” They met by the headstone. Nathan knew he would have to look down at some point. He delayed the moment by opening his mouth.”
When I heard the author of The Dry and Force of Nature had another novel published, I was chomping at the bit to get a copy. Thanks to the sheer height of my ‘to be read’ pile, I’ve only just got around to it. Let me start by saying how much I missed Aaron Falk as a character and it took a while for me to get into the rhythm of this standalone novel. Was it, I wondered, because the protagonist wasn’t a particularly charming bloke? Was it the fact that the other two books were so good? Personally, I think both statements ring true.

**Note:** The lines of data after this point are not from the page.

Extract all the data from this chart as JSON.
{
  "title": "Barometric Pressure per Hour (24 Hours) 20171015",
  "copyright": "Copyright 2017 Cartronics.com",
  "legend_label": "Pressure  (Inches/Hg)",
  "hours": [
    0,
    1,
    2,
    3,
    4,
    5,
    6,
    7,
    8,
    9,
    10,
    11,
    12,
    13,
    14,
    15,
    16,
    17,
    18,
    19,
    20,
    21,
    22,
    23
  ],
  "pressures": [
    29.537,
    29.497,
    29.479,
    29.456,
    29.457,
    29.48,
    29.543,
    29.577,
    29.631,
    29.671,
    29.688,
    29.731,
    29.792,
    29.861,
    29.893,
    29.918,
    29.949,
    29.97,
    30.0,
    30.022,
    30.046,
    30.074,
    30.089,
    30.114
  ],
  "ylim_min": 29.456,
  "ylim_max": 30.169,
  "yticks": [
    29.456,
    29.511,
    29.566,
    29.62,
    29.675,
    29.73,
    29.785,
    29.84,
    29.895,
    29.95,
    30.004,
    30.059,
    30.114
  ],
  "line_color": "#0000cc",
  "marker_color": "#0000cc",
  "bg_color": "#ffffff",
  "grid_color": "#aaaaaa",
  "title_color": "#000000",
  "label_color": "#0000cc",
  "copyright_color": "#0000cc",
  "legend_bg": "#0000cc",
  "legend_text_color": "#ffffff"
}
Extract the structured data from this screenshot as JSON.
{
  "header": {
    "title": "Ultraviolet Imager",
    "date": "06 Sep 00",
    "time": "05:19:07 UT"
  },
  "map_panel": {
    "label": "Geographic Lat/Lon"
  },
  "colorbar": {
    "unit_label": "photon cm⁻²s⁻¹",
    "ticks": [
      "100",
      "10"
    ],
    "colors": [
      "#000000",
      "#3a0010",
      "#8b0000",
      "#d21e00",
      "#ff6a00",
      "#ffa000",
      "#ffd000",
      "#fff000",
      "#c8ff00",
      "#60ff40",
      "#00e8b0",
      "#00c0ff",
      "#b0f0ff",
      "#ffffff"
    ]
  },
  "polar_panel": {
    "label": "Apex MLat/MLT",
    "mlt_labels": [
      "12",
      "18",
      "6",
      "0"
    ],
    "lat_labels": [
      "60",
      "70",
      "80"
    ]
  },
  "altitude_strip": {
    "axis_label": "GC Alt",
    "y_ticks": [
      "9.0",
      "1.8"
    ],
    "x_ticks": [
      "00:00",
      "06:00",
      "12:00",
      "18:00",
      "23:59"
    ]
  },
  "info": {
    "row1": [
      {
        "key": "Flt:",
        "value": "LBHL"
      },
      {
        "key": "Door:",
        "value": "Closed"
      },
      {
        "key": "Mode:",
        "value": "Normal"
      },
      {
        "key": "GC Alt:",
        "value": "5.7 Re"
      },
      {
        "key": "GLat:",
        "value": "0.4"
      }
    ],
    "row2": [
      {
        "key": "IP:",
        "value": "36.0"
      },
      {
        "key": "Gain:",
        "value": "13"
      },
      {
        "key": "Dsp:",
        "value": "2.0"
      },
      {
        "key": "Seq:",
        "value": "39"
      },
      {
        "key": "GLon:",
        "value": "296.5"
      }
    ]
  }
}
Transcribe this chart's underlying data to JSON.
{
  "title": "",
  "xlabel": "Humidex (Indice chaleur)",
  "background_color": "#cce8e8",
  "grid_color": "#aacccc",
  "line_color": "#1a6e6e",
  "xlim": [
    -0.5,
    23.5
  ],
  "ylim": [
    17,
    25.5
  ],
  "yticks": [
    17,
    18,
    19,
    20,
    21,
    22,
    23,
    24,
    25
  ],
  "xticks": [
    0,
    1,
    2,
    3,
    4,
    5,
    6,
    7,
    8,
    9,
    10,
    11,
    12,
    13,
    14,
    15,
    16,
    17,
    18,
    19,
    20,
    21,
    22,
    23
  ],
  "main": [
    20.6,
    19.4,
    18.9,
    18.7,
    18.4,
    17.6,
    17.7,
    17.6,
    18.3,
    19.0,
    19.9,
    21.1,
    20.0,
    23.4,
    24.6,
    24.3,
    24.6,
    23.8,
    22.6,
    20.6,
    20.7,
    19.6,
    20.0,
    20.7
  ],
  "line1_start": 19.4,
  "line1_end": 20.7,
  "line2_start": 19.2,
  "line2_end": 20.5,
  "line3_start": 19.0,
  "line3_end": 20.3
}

Nevertheless, I persisted, and it really was worth it in the end.
While the novel commences with the death of Cameron in the outback, it takes quite a while before, as a reader, I felt particularly invested in the mystery behind that outcome. The jury was out on the guy telling the tale, however, that distance, once you get to know the character better, is actually quite brilliant. Nathan is remote, distanced, troubled and his narrative painfully reflects that. This is one of those books that, I think, upon re-reading, would elicit even further praise.
The thing about crime novels that draws you in, is rarely the crime. Characters drive the action and as a reader, I felt I was getting to know these characters as the tale progressed. Their hidden secrets, their communication issues, their foibles and their failings trickle out in a slow, but compelling fashion. The development of the relationship between Xander and Nathan was particularly poignant. I also loved the way my perceptions of characters changed wildly as I discovered (through Nathan) what was really going on.
When I closed the last page somewhere around the witching hour, I’d come to the realisation that this was a yet another stellar read from a fantastic author. I’ll be buying whatever she ships next!
5 out of 5 dusty trails and backpackers don’t mix.